The Mural Tour -- Part 4

Located on the side of a building, this mural -- or, to be more precise -- these four murals depict the challenges along the Mormon Trail, focusing on the Martin Handcart Company, which lost more than 150 pioneers in a devastating blizzard. 

Unlike the other murals, each of which had only one artist, this one has two: a mother and daughter team.

Wednesday, July 15, 2015

Wednesday in Wyoming -- July 15, 2015

The Mural Tour -- Part 3

According to the pamphlet describing the stops along Rawlins' mural tour, this is "a symbolic representation of the changes that occurred with the arrival of settlers in the West."  Obviously, other changes have occurred since the pamphlet was printed, and the mural is no longer visible. 

Despite the blank sign, I enjoyed seeing this small park across the street from the train depot.  Whether they were there as passengers or simply waiting for friends or family, I can imagine people looking at the clock to see how long it was before the next train would arrive. 

Wednesday, July 8, 2015

Wednesday in Wyoming -- July 8, 2015

The Mural Tour -- Part 2

We're going to continue our exploration of Rawlins' mural tour throughout July.  This mural is the first one you encounter as you enter town from the east.  As you can see, it's mounted on the side of a building.  But what are the objects in the mural?  Let's take a closer look.

This mural celebrates Thomas Edison's fishing trip to Battle Lake, approximately 70 miles south of Rawlins.  Who would have thought that a fishing trip would inspire the famous inventor?  That's exactly what happened.  While he was at Battle Lake, Edison paid particular attention to the fiber line on his fishing pole and later experimented with it as a filament for the incandescent light bulb. 

I've always said that inspiration can come at any time, and here's proof.

Wednesday, July 1, 2015

Wednesday in Wyoming -- July 1, 2015

The Mural Tour -- Part 1

How many towns do you know that have commissioned twelve murals to commemorate local history?  Rawlins did exactly that.

Although this isn't the first mural you encounter when you enter town from the east, it's the perfect one to welcome you to the mural tour.  As you can guess from the train cars in the background, this one's located at the train depot.  The holes instead of faces for the conductor as well as the mother and child give visitors a chance to become part of the giant postcard.  Note that the attention to detail includes those black mounting corners that so many of us have used to put pictures and postcards into scrapbooks. 

Have you ever had your picture taken by a sign similar to this? 

Wednesday, June 24, 2015

Wednesday in Wyoming -- June 24, 2015

Honoring the Pioneers -- Part 4

As you can see, the service to honor the pioneers attracted a number of people.  If you look at the table on the right side, you'll see the wooden boxes, now closed and ready for reburial.

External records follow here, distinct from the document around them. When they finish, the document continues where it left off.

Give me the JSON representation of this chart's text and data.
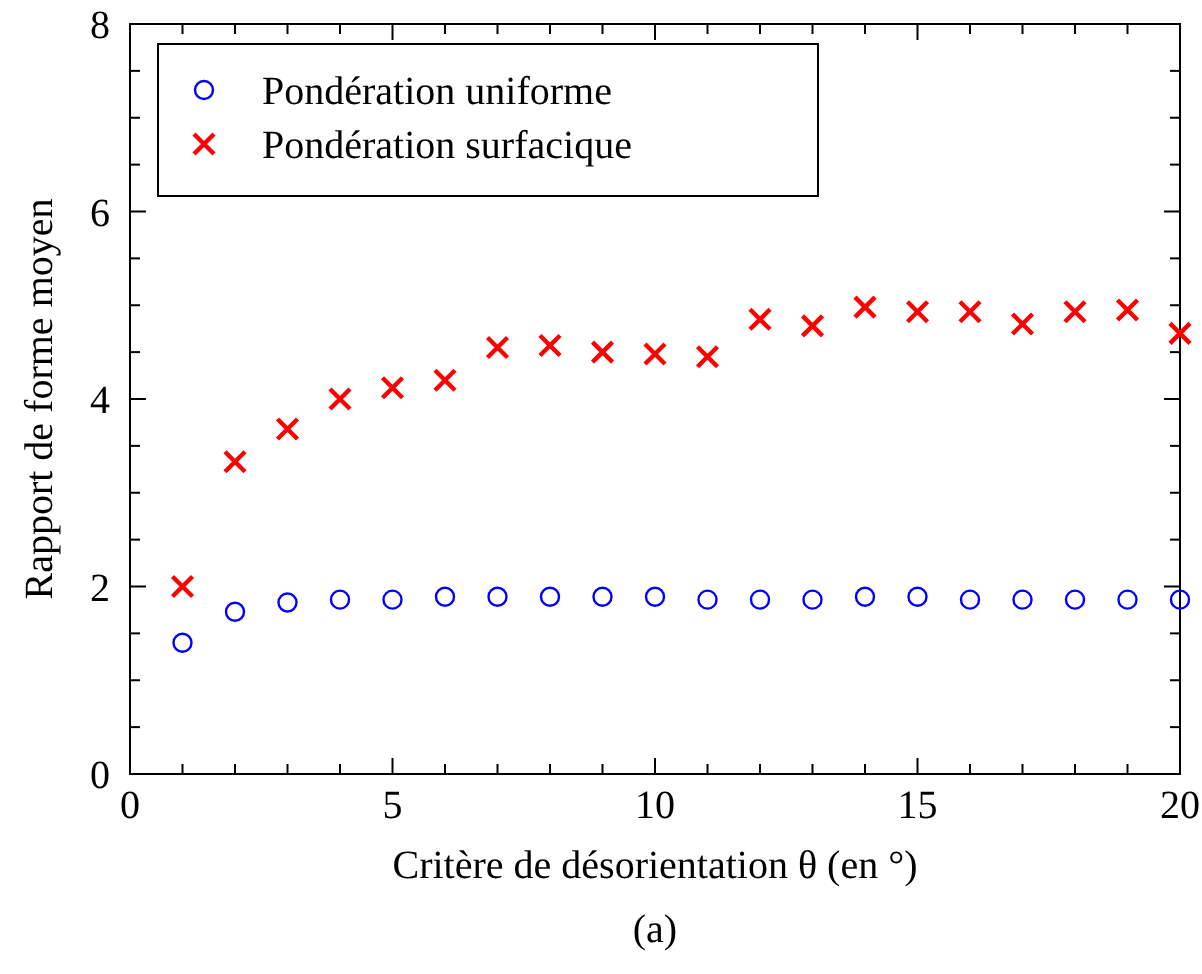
{
  "chart_data": {
    "type": "scatter",
    "xlabel": "Critère de désorientation θ (en °)",
    "ylabel": "Rapport de forme moyen",
    "annotations": [
      "(a)"
    ],
    "x": [
      1,
      2,
      3,
      4,
      5,
      6,
      7,
      8,
      9,
      10,
      11,
      12,
      13,
      14,
      15,
      16,
      17,
      18,
      19,
      20
    ],
    "series": [
      {
        "name": "Pondération uniforme",
        "color": "#0000ff",
        "marker": "circle",
        "values": [
          1.4,
          1.73,
          1.83,
          1.86,
          1.86,
          1.89,
          1.89,
          1.89,
          1.89,
          1.89,
          1.86,
          1.86,
          1.86,
          1.89,
          1.89,
          1.86,
          1.86,
          1.86,
          1.86,
          1.86
        ]
      },
      {
        "name": "Pondération surfacique",
        "color": "#ff0000",
        "marker": "cross",
        "values": [
          2.0,
          3.33,
          3.68,
          4.0,
          4.12,
          4.2,
          4.55,
          4.57,
          4.5,
          4.48,
          4.45,
          4.85,
          4.78,
          4.98,
          4.93,
          4.93,
          4.8,
          4.93,
          4.95,
          4.7
        ]
      }
    ],
    "xlim": [
      0,
      20
    ],
    "ylim": [
      0,
      8
    ],
    "xticks": [
      0,
      {
        "value": 1,
        "label": null
      },
      {
        "value": 2,
        "label": null
      },
      {
        "value": 3,
        "label": null
      },
      {
        "value": 4,
        "label": null
      },
      5,
      {
        "value": 6,
        "label": null
      },
      {
        "value": 7,
        "label": null
      },
      {
        "value": 8,
        "label": null
      },
      {
        "value": 9,
        "label": null
      },
      10,
      {
        "value": 11,
        "label": null
      },
      {
        "value": 12,
        "label": null
      },
      {
        "value": 13,
        "label": null
      },
      {
        "value": 14,
        "label": null
      },
      15,
      {
        "value": 16,
        "label": null
      },
      {
        "value": 17,
        "label": null
      },
      {
        "value": 18,
        "label": null
      },
      {
        "value": 19,
        "label": null
      },
      20
    ],
    "yticks": [
      0,
      {
        "value": 0.5,
        "label": null
      },
      {
        "value": 1,
        "label": null
      },
      {
        "value": 1.5,
        "label": null
      },
      2,
      {
        "value": 2.5,
        "label": null
      },
      {
        "value": 3,
        "label": null
      },
      {
        "value": 3.5,
        "label": null
      },
      4,
      {
        "value": 4.5,
        "label": null
      },
      {
        "value": 5,
        "label": null
      },
      {
        "value": 5.5,
        "label": null
      },
      6,
      {
        "value": 6.5,
        "label": null
      },
      {
        "value": 7,
        "label": null
      },
      {
        "value": 7.5,
        "label": null
      },
      8
    ],
    "grid": false,
    "legend": "top left"
  }
}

In addition to the memorial service and burial, the afternoon's events included the unveiling of the commemorative sign provided by the Platte County Historical Society and the Daughters of the American Revolution.  (That's a DAR member in historic costume.)
While some people might have covered the sign with a tarp, not so the PCHS and the DAR.  If you look at the bottom of the sign, you'll see that they used a quilt.  How fitting!

And so, with much fanfare including speeches and music, three pioneers were returned to their original burial site, and a new historical marker was unveiled.  The pioneers were indeed honored.